Okay so I was getting a little big for my britches and thought I would try my hand at brandy--at least the kind without distilling. I got it to the point to put in carboy but it sure is SWEET and doesn't seem to be fermenting! It measures around 5% alcohol if I'm reading this thing correctly. Is it because of too high of sugar to begin with? Should I try to restart fermentation? Thanks guys! 
Recipe: http://www.rochesterwinemakers.org/winemaking-information/winemaking-recipes/strawberry-brandy/


----------



## Julie (Sep 22, 2014)

i read that thread and all you are doing is making a low alcohol wine. bread yeast will not ferment correctly, it will stop too soon. and the definition of brandy is wine that is distilled. sorry!


----------



## mlawson (Sep 22, 2014)

UGH! Do you think I can restart it properly with champaign yeast and orange juice?


----------



## richmke (Sep 22, 2014)

I suppose you can pour in a Champagne Cocktail (still has active yeast), and it might eventually start fermenting.
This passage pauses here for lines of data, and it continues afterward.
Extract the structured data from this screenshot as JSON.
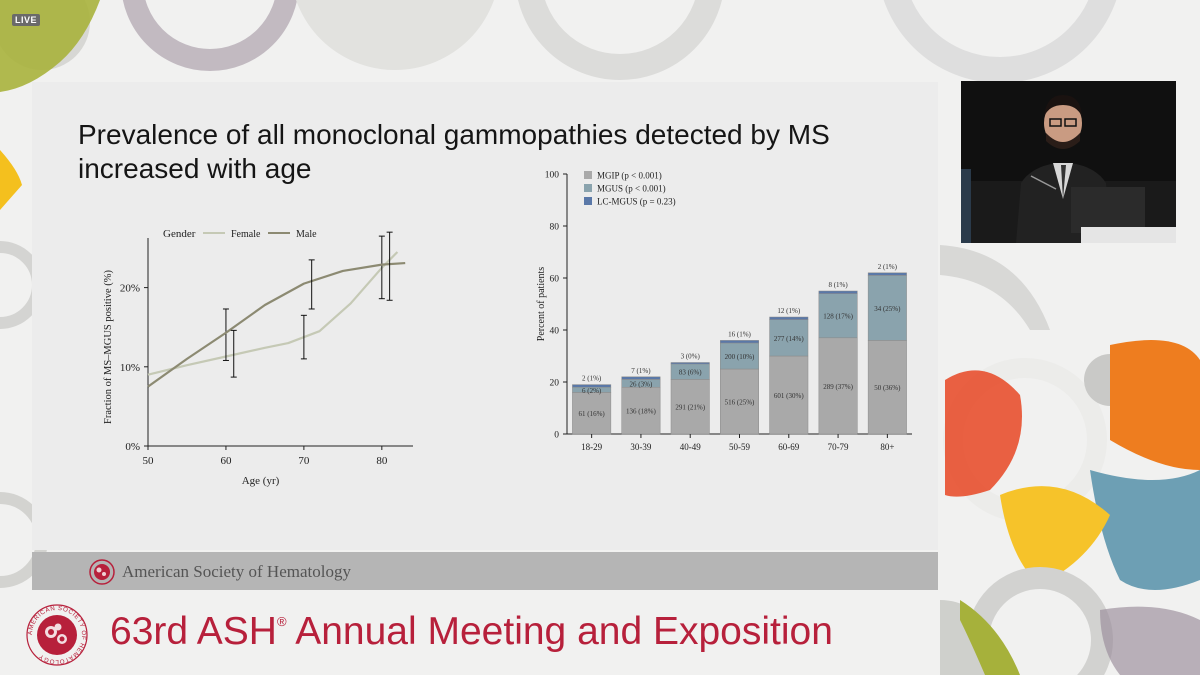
{
  "overlay": {
    "live_badge": "LIVE"
  },
  "slide": {
    "title": "Prevalence of all monoclonal gammopathies detected by MS increased with age",
    "footer_org": "American Society of Hematology"
  },
  "banner": {
    "meeting_prefix": "63rd ASH",
    "registered_mark": "®",
    "meeting_suffix": " Annual Meeting and Exposition",
    "logo_ring_text": "AMERICAN SOCIETY OF HEMATOLOGY"
  },
  "colors": {
    "accent_red": "#b7203b",
    "mgip": "#a9a9a9",
    "mgus": "#8aa3ad",
    "lcmgus": "#5a78a8",
    "female": "#c5c9b5",
    "male": "#8c8a72"
  },
  "chart_data": [
    {
      "type": "line",
      "legend_title": "Gender",
      "ylabel": "Fraction of MS–MGUS positive (%)",
      "xlabel": "Age (yr)",
      "xlim": [
        50,
        84
      ],
      "ylim": [
        0,
        25
      ],
      "xticks": [
        50,
        60,
        70,
        80
      ],
      "yticks": [
        {
          "value": 0,
          "label": "0%"
        },
        {
          "value": 10,
          "label": "10%"
        },
        {
          "value": 20,
          "label": "20%"
        }
      ],
      "series": [
        {
          "name": "Female",
          "x": [
            50,
            55,
            60,
            65,
            68,
            72,
            76,
            80,
            82
          ],
          "y": [
            9,
            10.2,
            11.3,
            12.4,
            13,
            14.5,
            18,
            22.5,
            24.5
          ],
          "error_bars": [
            {
              "x": 60,
              "low": 10.8,
              "high": 17.3
            },
            {
              "x": 70,
              "low": 11,
              "high": 16.5
            },
            {
              "x": 80,
              "low": 18.6,
              "high": 26.5
            }
          ]
        },
        {
          "name": "Male",
          "x": [
            50,
            55,
            60,
            65,
            70,
            75,
            80,
            83
          ],
          "y": [
            7.5,
            11,
            14.3,
            17.8,
            20.5,
            22.1,
            22.9,
            23.1
          ],
          "error_bars": [
            {
              "x": 61,
              "low": 8.7,
              "high": 14.6
            },
            {
              "x": 71,
              "low": 17.3,
              "high": 23.5
            },
            {
              "x": 81,
              "low": 18.4,
              "high": 27
            }
          ]
        }
      ]
    },
    {
      "type": "bar",
      "stacked": true,
      "ylabel": "Percent of patients",
      "ylim": [
        0,
        100
      ],
      "yticks": [
        0,
        20,
        40,
        60,
        80,
        100
      ],
      "categories": [
        "18-29",
        "30-39",
        "40-49",
        "50-59",
        "60-69",
        "70-79",
        "80+"
      ],
      "series": [
        {
          "name": "MGIP (p < 0.001)",
          "values": [
            16,
            18,
            21,
            25,
            30,
            37,
            36
          ],
          "labels": [
            "61 (16%)",
            "136 (18%)",
            "291 (21%)",
            "516 (25%)",
            "601 (30%)",
            "289 (37%)",
            "50 (36%)"
          ]
        },
        {
          "name": "MGUS (p < 0.001)",
          "values": [
            2,
            3,
            6,
            10,
            14,
            17,
            25
          ],
          "labels": [
            "6 (2%)",
            "26 (3%)",
            "83 (6%)",
            "200 (10%)",
            "277 (14%)",
            "128 (17%)",
            "34 (25%)"
          ]
        },
        {
          "name": "LC-MGUS (p = 0.23)",
          "values": [
            1,
            1,
            0.5,
            1,
            1,
            1,
            1
          ],
          "labels": [
            "2 (1%)",
            "7 (1%)",
            "3 (0%)",
            "16 (1%)",
            "12 (1%)",
            "8 (1%)",
            "2 (1%)"
          ]
        }
      ]
    }
  ]
}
Have you added any K-Meta or Sorbate? If not, you can try restarting fermentation with EC-1118 yeast (under a $1 at the LHBS).


----------



## seth8530 (Sep 22, 2014)

EC-1118 is commonly refereed to as champagne yeast. However, what I might recommend you do is some more reading on the tutorial section.

As mentioned before, brandy is distilled wine. However, fermented juice is wine. So, maybe not brandy but perhaps some sort of wine.
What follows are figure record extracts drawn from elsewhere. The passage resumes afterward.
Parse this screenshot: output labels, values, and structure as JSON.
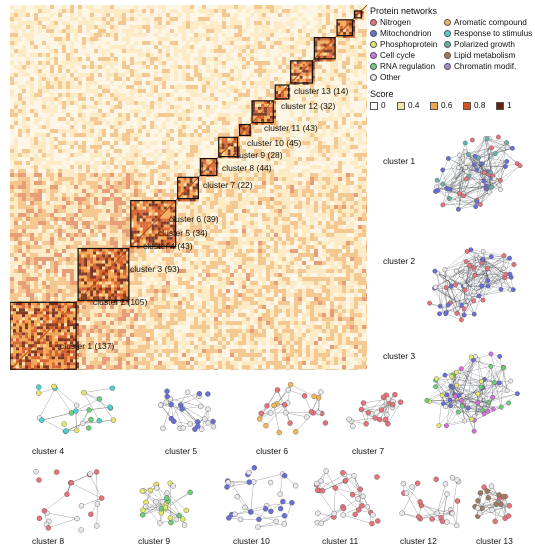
{
  "legend": {
    "networks_title": "Protein networks",
    "networks": [
      {
        "label": "Nitrogen",
        "color": "#e8727a"
      },
      {
        "label": "Mitochondrion",
        "color": "#6a6fd8"
      },
      {
        "label": "Phosphoprotein",
        "color": "#e6e86a"
      },
      {
        "label": "Cell cycle",
        "color": "#d86ee0"
      },
      {
        "label": "RNA regulation",
        "color": "#6ccf78"
      },
      {
        "label": "Other",
        "color": "#e8e8ec"
      },
      {
        "label": "Aromatic compound",
        "color": "#f2b75a"
      },
      {
        "label": "Response to stimulus",
        "color": "#4ed0d0"
      },
      {
        "label": "Polarized growth",
        "color": "#67b0a8"
      },
      {
        "label": "Lipid metabolism",
        "color": "#a07a5c"
      },
      {
        "label": "Chromatin modif.",
        "color": "#a98ad8"
      }
    ],
    "score_title": "Score",
    "scores": [
      {
        "label": "0",
        "color": "#fcfcfc"
      },
      {
        "label": "0.4",
        "color": "#fbe2a8"
      },
      {
        "label": "0.6",
        "color": "#f1a24b"
      },
      {
        "label": "0.8",
        "color": "#d4541e"
      },
      {
        "label": "1",
        "color": "#6a2010"
      }
    ]
  },
  "heatmap_clusters": [
    {
      "label": "cluster 1 (137)",
      "size": 137
    },
    {
      "label": "cluster 2 (105)",
      "size": 105
    },
    {
      "label": "cluster 3 (93)",
      "size": 93
    },
    {
      "label": "cluster 4 (43)",
      "size": 43
    },
    {
      "label": "cluster 5 (34)",
      "size": 34
    },
    {
      "label": "cluster 6 (39)",
      "size": 39
    },
    {
      "label": "cluster 7 (22)",
      "size": 22
    },
    {
      "label": "cluster 8 (44)",
      "size": 44
    },
    {
      "label": "cluster 9 (28)",
      "size": 28
    },
    {
      "label": "cluster 10 (45)",
      "size": 45
    },
    {
      "label": "cluster 11 (43)",
      "size": 43
    },
    {
      "label": "cluster 12 (32)",
      "size": 32
    },
    {
      "label": "cluster 13 (14)",
      "size": 14
    }
  ],
  "networks": [
    {
      "label": "cluster 1",
      "colors": [
        "#6a6fd8",
        "#e8727a",
        "#e8e8ec",
        "#67b0a8"
      ]
    },
    {
      "label": "cluster 2",
      "colors": [
        "#6a6fd8",
        "#e8727a",
        "#e8e8ec"
      ]
    },
    {
      "label": "cluster 3",
      "colors": [
        "#6a6fd8",
        "#e6e86a",
        "#d86ee0",
        "#e8e8ec",
        "#6ccf78"
      ]
    },
    {
      "label": "cluster 4",
      "colors": [
        "#6ccf78",
        "#4ed0d0",
        "#e6e86a",
        "#e8e8ec"
      ]
    },
    {
      "label": "cluster 5",
      "colors": [
        "#6a6fd8",
        "#e8e8ec"
      ]
    },
    {
      "label": "cluster 6",
      "colors": [
        "#e8727a",
        "#e8e8ec",
        "#f2b75a"
      ]
    },
    {
      "label": "cluster 7",
      "colors": [
        "#e8727a",
        "#e8e8ec"
      ]
    },
    {
      "label": "cluster 8",
      "colors": [
        "#e8727a",
        "#e8e8ec"
      ]
    },
    {
      "label": "cluster 9",
      "colors": [
        "#e6e86a",
        "#6ccf78",
        "#e8e8ec"
      ]
    },
    {
      "label": "cluster 10",
      "colors": [
        "#6a6fd8",
        "#e8e8ec"
      ]
    },
    {
      "label": "cluster 11",
      "colors": [
        "#e8727a",
        "#e8e8ec"
      ]
    },
    {
      "label": "cluster 12",
      "colors": [
        "#e8727a",
        "#e8e8ec"
      ]
    },
    {
      "label": "cluster 13",
      "colors": [
        "#a07a5c",
        "#e8727a",
        "#e8e8ec"
      ]
    }
  ]
}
To be honest, I think the recipe you are following is bad. Wine making is much more of a process than a series of set steps one must follow. 

You can try and restart the wine by making a starter with ec-1118 and pitching it on in. However, like I said before do a bit more reading over here and we will get you on the right track.


----------



## loumik (Sep 22, 2014)

*Sg???*

Wonder what the recipes writer used to get a SG of 1.950? My hydrometer only goes up to 1.160.

LOUMIK


----------



## Tenbears (Sep 22, 2014)

loumik said:


> Wonder what the recipes writer used to get a SG of 1.950? My hydrometer only goes up to 1.160.
> 
> LOUMIK



I think that was supposed to have been 1.095


----------



## WellingtonToad (Sep 22, 2014)

Like some of the others, I am not a fan of the recipe you are using but let's see if we can help.
Firstly, bread yeast will only get to a maximum of 15% abv. The other problem is that it gets there really slow. 
You could try to re-inoculate with another yeast, but I think the initial inoculation will dominate and prevent the re-inoculation. The result is "just wait". 
The best way to determine whether the yeast is working is to take SG readings over a few days, and compare. (remember bread yeast is slow)
Don't give up, put it all down to experience and learning the tricks.


----------



## calvin (Sep 23, 2014)

I did an experimental batch of wine with a starting gravity of 1.135. It fermented dry with 1118 yeast. (About 18% abv). However it does not taste good. At all. I'm sure I could have used a different recipe and had better results. There are yeast varieties that claim will tolerate up to 20 or 22% alcohol. "Turbo yeast". Try a Google search. I think it is intended for those making distilled spirits and does not make good tasting wine. Maybe it's worth playing with? Maybe not? You won't know for sure unless you try.


----------